Longshoremen also stopped work in 28 other West Coast ports to mark Juneteenth, which is considered the oldest known celebration commemorating the emancipation of enslaved African Americans. While the Emancipation Proclamation was issued in 1863, it could not be enforced in many places until the Civil War ended two years later. June 19, 1865, was the day Union soldiers told enslaved African Americans in Galveston, Texas, that the war was over and they were free.
In Oakland, the thousands who attended the rally at the port then marched to downtown Oakland, where Davis and Michael Brown Sr., the father of Michael Brown Jr., an 18-year-old Black man who was killed by a police officer in Ferguson, Missouri, in 2014, addressed the crowd.
Earlier this week, Oakland Mayor Libby Schaaf said five ropes found hanging from trees in a city park were nooses and racially charged symbols of terror.
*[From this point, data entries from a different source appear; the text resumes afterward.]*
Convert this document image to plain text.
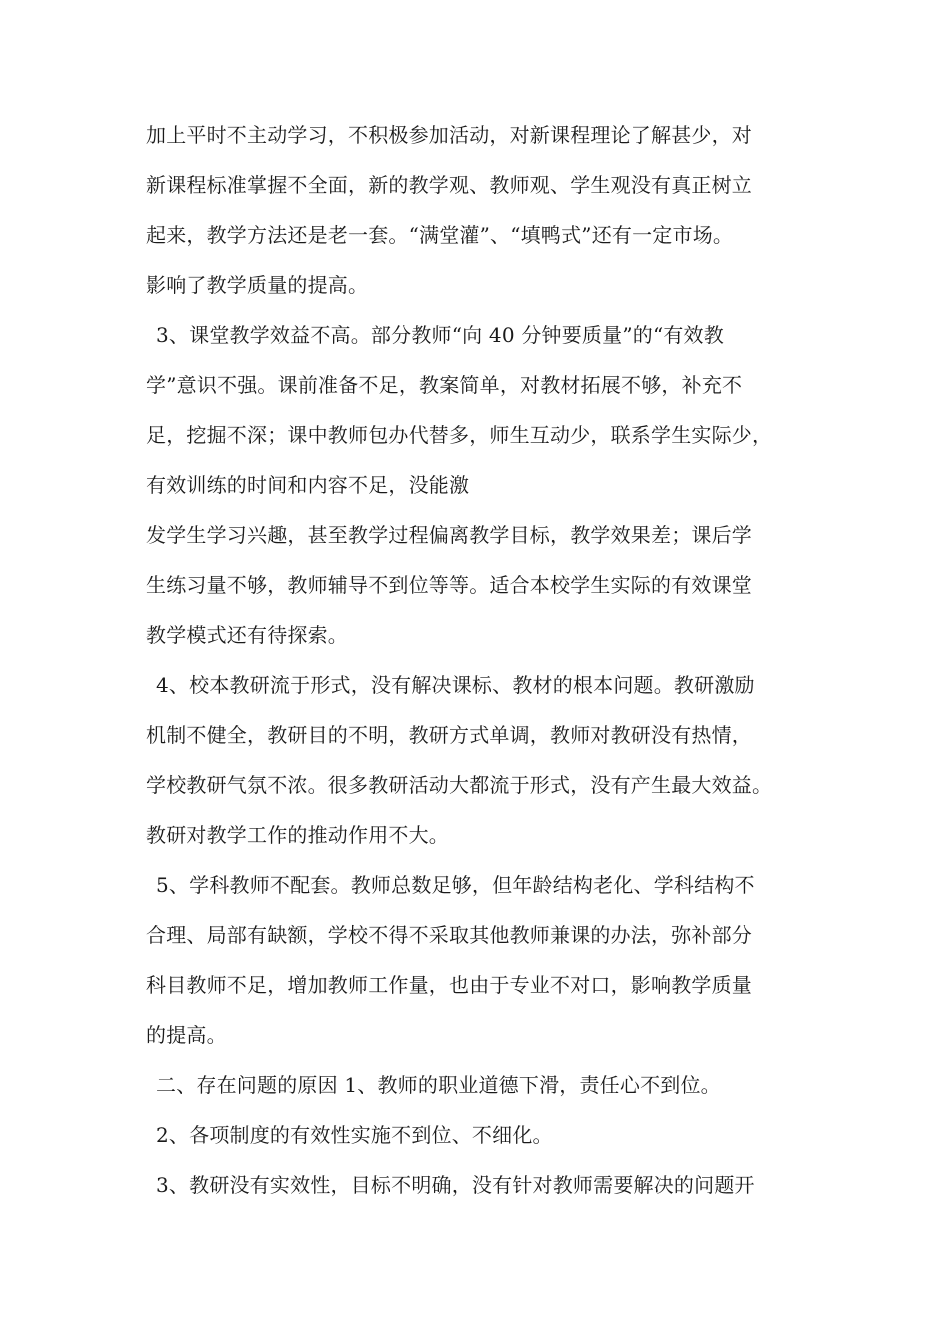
加上平时不主动学习，不积极参加活动，对新课程理论了解甚少，对
新课程标准掌握不全面，新的教学观、教师观、学生观没有真正树立
起来，教学方法还是老一套。“满堂灌”、“填鸭式”还有一定市场。
影响了教学质量的提高。
3、课堂教学效益不高。部分教师“向 40 分钟要质量”的“有效教
学”意识不强。课前准备不足，教案简单，对教材拓展不够，补充不
足，挖掘不深；课中教师包办代替多，师生互动少，联系学生实际少，
有效训练的时间和内容不足，没能激
发学生学习兴趣，甚至教学过程偏离教学目标，教学效果差；课后学
生练习量不够，教师辅导不到位等等。适合本校学生实际的有效课堂
教学模式还有待探索。
4、校本教研流于形式，没有解决课标、教材的根本问题。教研激励
机制不健全，教研目的不明，教研方式单调，教师对教研没有热情，
学校教研气氛不浓。很多教研活动大都流于形式，没有产生最大效益。
教研对教学工作的推动作用不大。
5、学科教师不配套。教师总数足够，但年龄结构老化、学科结构不
合理、局部有缺额，学校不得不采取其他教师兼课的办法，弥补部分
科目教师不足，增加教师工作量，也由于专业不对口，影响教学质量
的提高。
二、存在问题的原因 1、教师的职业道德下滑，责任心不到位。
2、各项制度的有效性实施不到位、不细化。
3、教研没有实效性，目标不明确，没有针对教师需要解决的问题开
An Oakland man said he put the ropes up months ago to use as exercise equipment.
A day later, Oakland police opened an investigation after a caller reported finding an effigy hanging from a tree at a city park.
In San Francisco, people riding in a car caravan joined families rallying outside City Hall to demand officials remove police officers from public schools and redirect funds from the police budget to the Black community, especially to schools.
Mayor London Breed has already promised funds would be reallocated from the police department to the African American community.
“As we celebrate Juneteenth this year, at a time when there is a renewed call - an awe-inspiring DEMAND - for justice, and for change, we must recommit ourselves to the work we have to do,” Breed, who is Black, said in a statement. “Our charge is to create a more equitable society for all of us, because all lives can’t matter unless BLACK lives matter!”
Gov. Gavin Newsom’s office said the state Capitol will be lit Friday night in red, black and green to represent the African diaspora and its enslavement in the New World.